Anti-human/anti-mouse: STAT3, p-STAT3, STAT4, p-STAT4, AKT, p-AKT, FOXO1, p-FOXO1, NFκB, p-NFκB, BLIMP1 and β-Tubulin from Cell Signaling Technology.

Splenocytes were incubated with either 20 ng mL⁻¹ phorbol myristate acetate (Sigma‐Aldrich) and 1 ug mL⁻¹ ionomycin (Cell Signaling Technology), S protein‐derived peptides (GenScript), N protein‐derived peptides (GenScript), or control (no stimulation) in 1X Brefeldin A and 1X Monensin (Biolegend) solutions for 6 h at 37 °C. Next, the cells were washed with PBS and incubated for 30 min with Fixable Viability Dye eFluor 780 (eBioscience) in PBS (1:1000 dilution) at 4 °C. Cells were then washed once with PBS and twice with PBA before being stained overnight with fluorochrome‐conjugated antibodies (CD3‐FITC (Clone 145‐2C11), CD4‐PerCP‐Cy5.5 (Clone GK1.5), CD8‐AF700 (Clone 53–6.7), CD44‐BV605 (Clone IM7), Biolegend) in PBA at 4 °C. Cells were subsequently washed 3 times with PBA, fixed in 4% PFA, and then permeabilized using a Cyto‐Fast Fix/Perm Buffer Set (Biolegend) according to the manufacturer's protocol.
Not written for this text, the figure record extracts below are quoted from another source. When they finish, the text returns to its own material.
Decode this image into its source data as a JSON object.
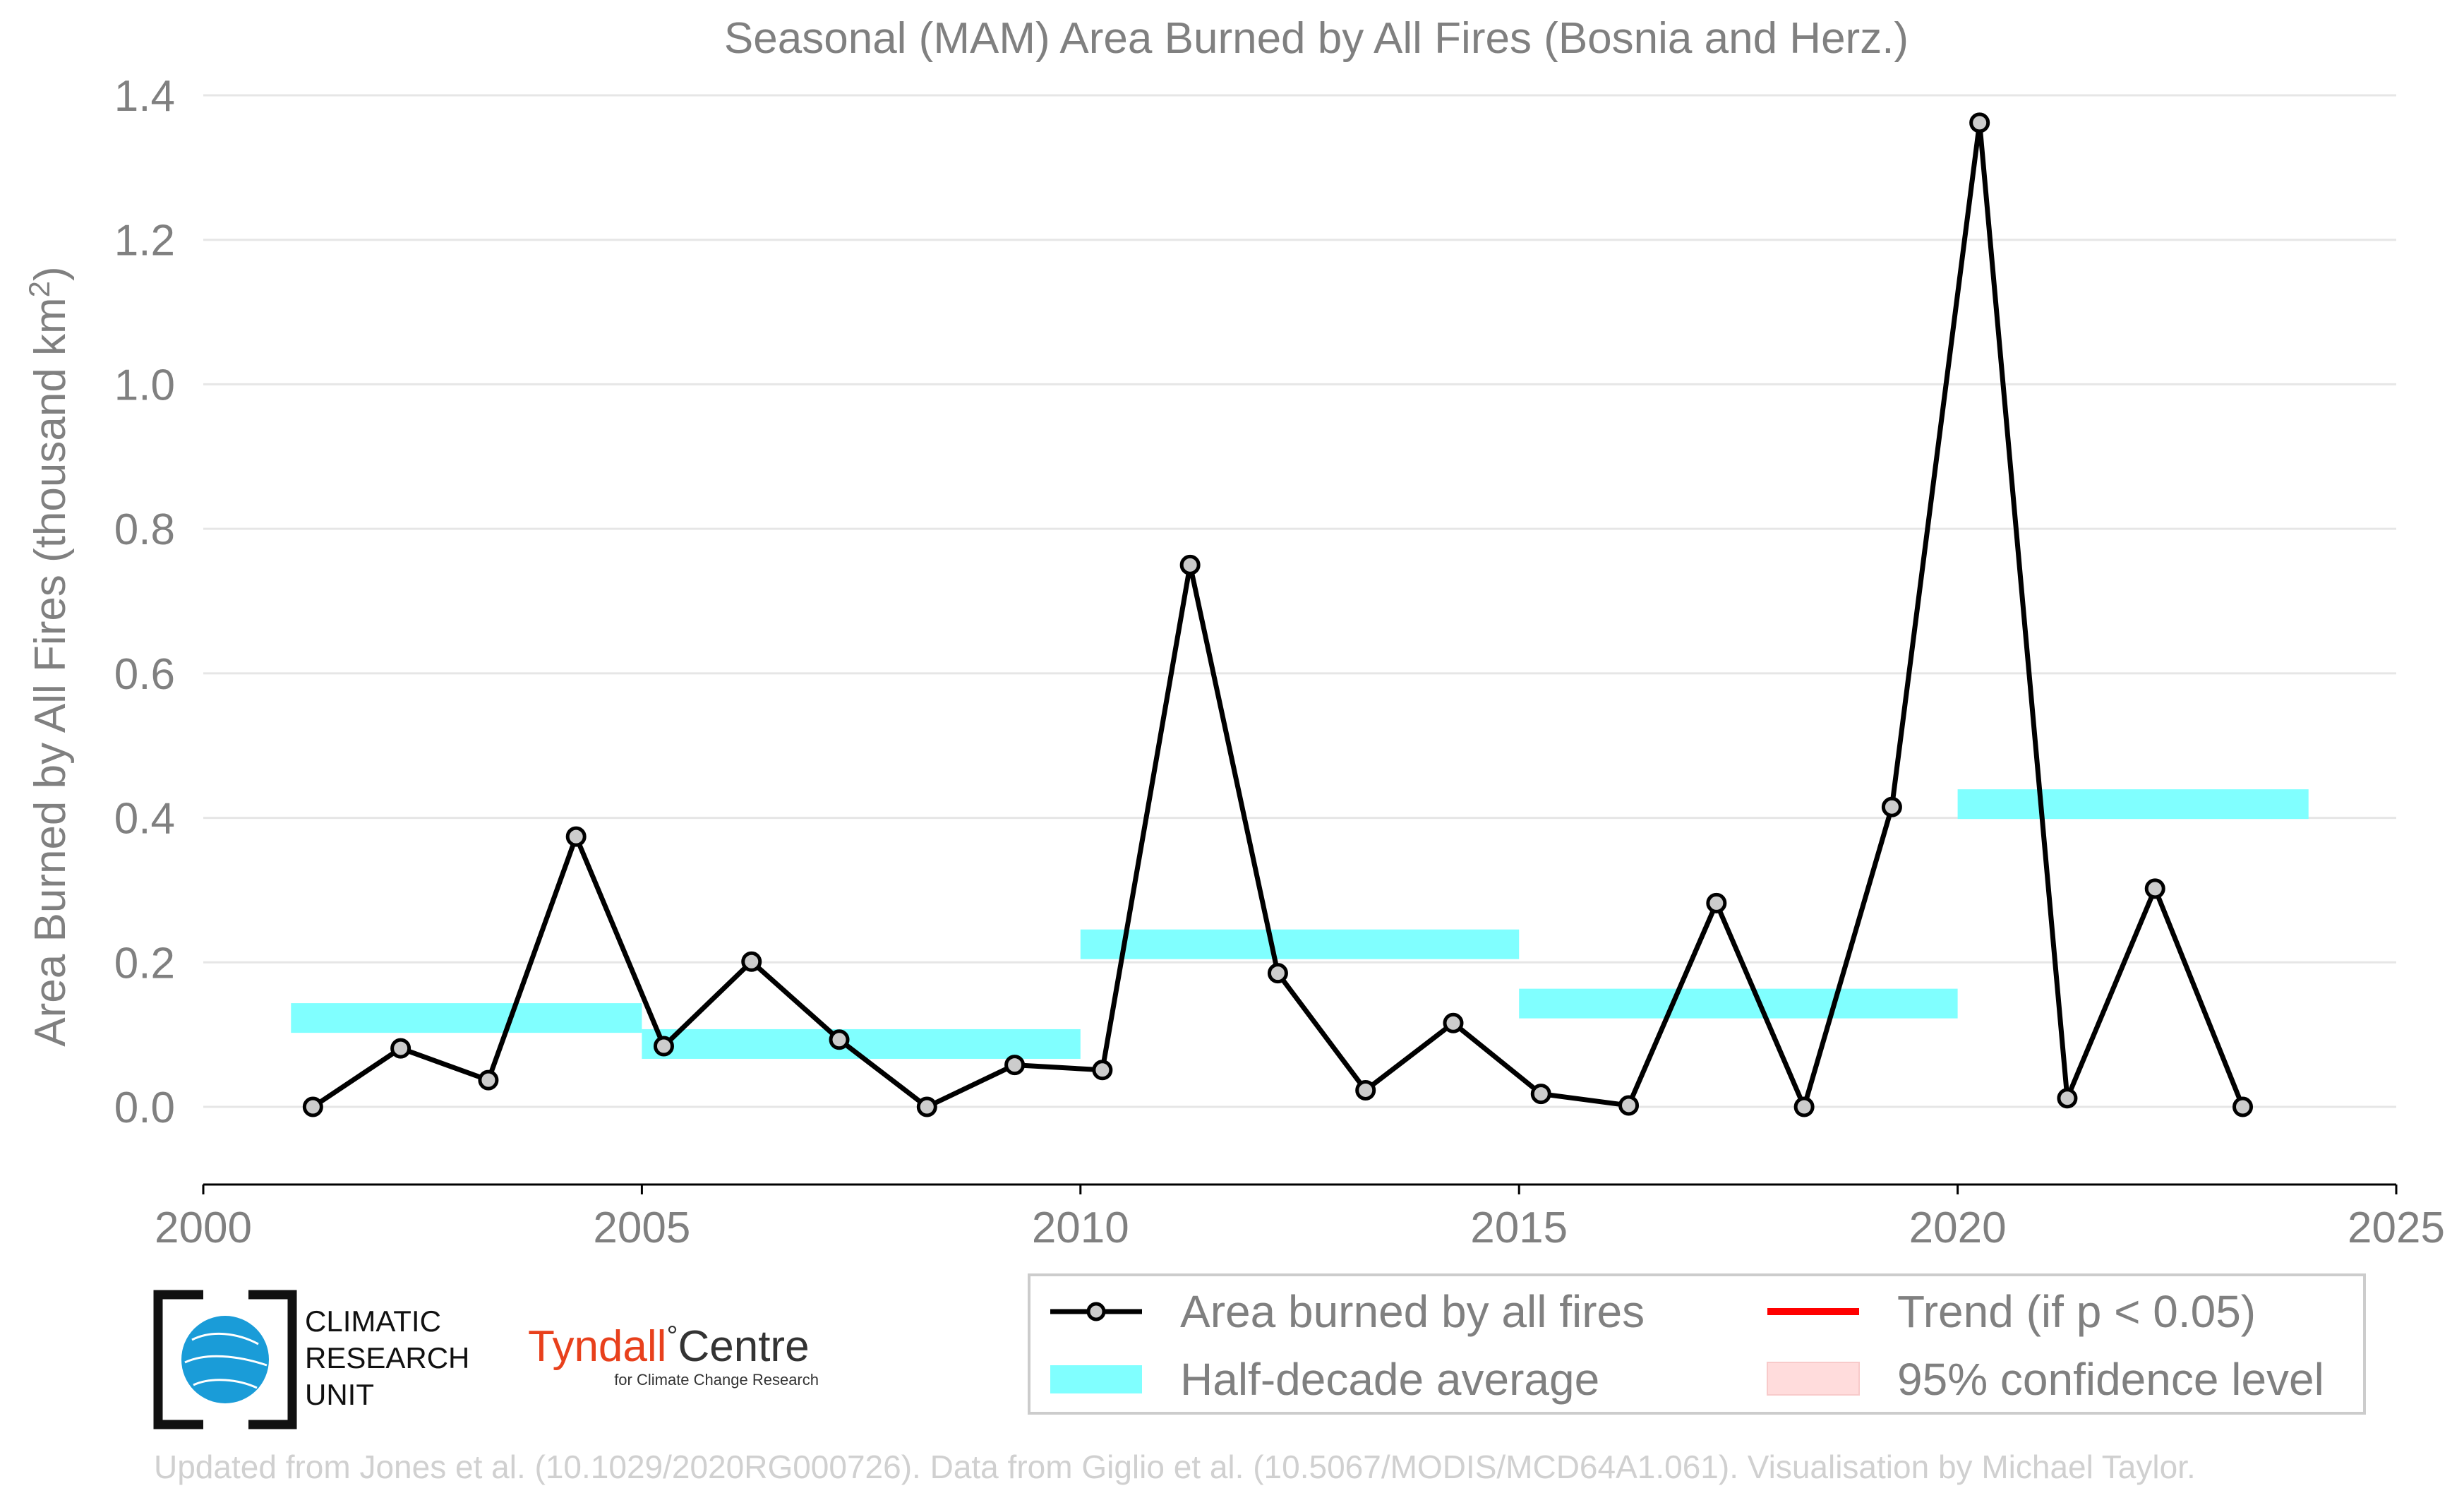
{
  "chart_data": {
    "type": "line",
    "title": "Seasonal (MAM) Area Burned by All Fires (Bosnia and Herz.)",
    "ylabel_main": "Area Burned by All Fires (thousand km",
    "ylabel_sup": "2",
    "ylabel_end": ")",
    "xlim": [
      2000,
      2025
    ],
    "ylim": [
      -0.1,
      1.4
    ],
    "xticks": [
      2000,
      2005,
      2010,
      2015,
      2020,
      2025
    ],
    "yticks": [
      0.0,
      0.2,
      0.4,
      0.6,
      0.8,
      1.0,
      1.2,
      1.4
    ],
    "ytick_labels": [
      "0.0",
      "0.2",
      "0.4",
      "0.6",
      "0.8",
      "1.0",
      "1.2",
      "1.4"
    ],
    "grid": "horizontal",
    "series": [
      {
        "name": "Area burned by all fires",
        "color": "#000000",
        "marker_fill": "#cccccc",
        "x": [
          2001.25,
          2002.25,
          2003.25,
          2004.25,
          2005.25,
          2006.25,
          2007.25,
          2008.25,
          2009.25,
          2010.25,
          2011.25,
          2012.25,
          2013.25,
          2014.25,
          2015.25,
          2016.25,
          2017.25,
          2018.25,
          2019.25,
          2020.25,
          2021.25,
          2022.25,
          2023.25
        ],
        "y": [
          0.0,
          0.081,
          0.037,
          0.374,
          0.084,
          0.201,
          0.093,
          0.0,
          0.058,
          0.051,
          0.75,
          0.185,
          0.023,
          0.116,
          0.018,
          0.002,
          0.282,
          0.0,
          0.415,
          1.362,
          0.012,
          0.302,
          0.0
        ]
      }
    ],
    "half_decade_averages": [
      {
        "start": 2001,
        "end": 2005,
        "value": 0.123
      },
      {
        "start": 2005,
        "end": 2010,
        "value": 0.087
      },
      {
        "start": 2010,
        "end": 2015,
        "value": 0.225
      },
      {
        "start": 2015,
        "end": 2020,
        "value": 0.143
      },
      {
        "start": 2020,
        "end": 2024,
        "value": 0.419
      }
    ],
    "half_decade_color": "#80ffff",
    "trend_color": "#ff0000",
    "confidence_color": "#ffdcdc",
    "legend": {
      "placement": "bottom-right",
      "entries": [
        {
          "key": "series",
          "label": "Area burned by all fires"
        },
        {
          "key": "trend",
          "label": "Trend (if p < 0.05)"
        },
        {
          "key": "halfdecade",
          "label": "Half-decade average"
        },
        {
          "key": "confidence",
          "label": "95% confidence level"
        }
      ]
    }
  },
  "logos": {
    "cru_lines": [
      "CLIMATIC",
      "RESEARCH",
      "UNIT"
    ],
    "tyndall_name_a": "Tyndall",
    "tyndall_degree": "°",
    "tyndall_name_b": "Centre",
    "tyndall_sub": "for Climate Change Research"
  },
  "credit": "Updated from Jones et al. (10.1029/2020RG000726). Data from Giglio et al. (10.5067/MODIS/MCD64A1.061). Visualisation by Michael Taylor."
}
Intracellular staining was performed by incubating the cells with fluorochrome‐conjugated antibodies (IL‐13‐PE (Clone: W17010B), IL‐4‐PE‐Cy7 (Clone: 11B11), IL‐17‐APC (Clone: TC11‐18H10.1), IL‐5‐BV421 (Clone: TRFK5), IFNγ‐BV510 (Clone XMG1.2), Biolegend) in permeabilization buffer for 30 min at 4 °C. Lastly, cells were washed 3 times with permeabilization buffer, resuspended in PBA, and analyzed using the Attune NxT flow cytometer (Thermo Fisher Scientific).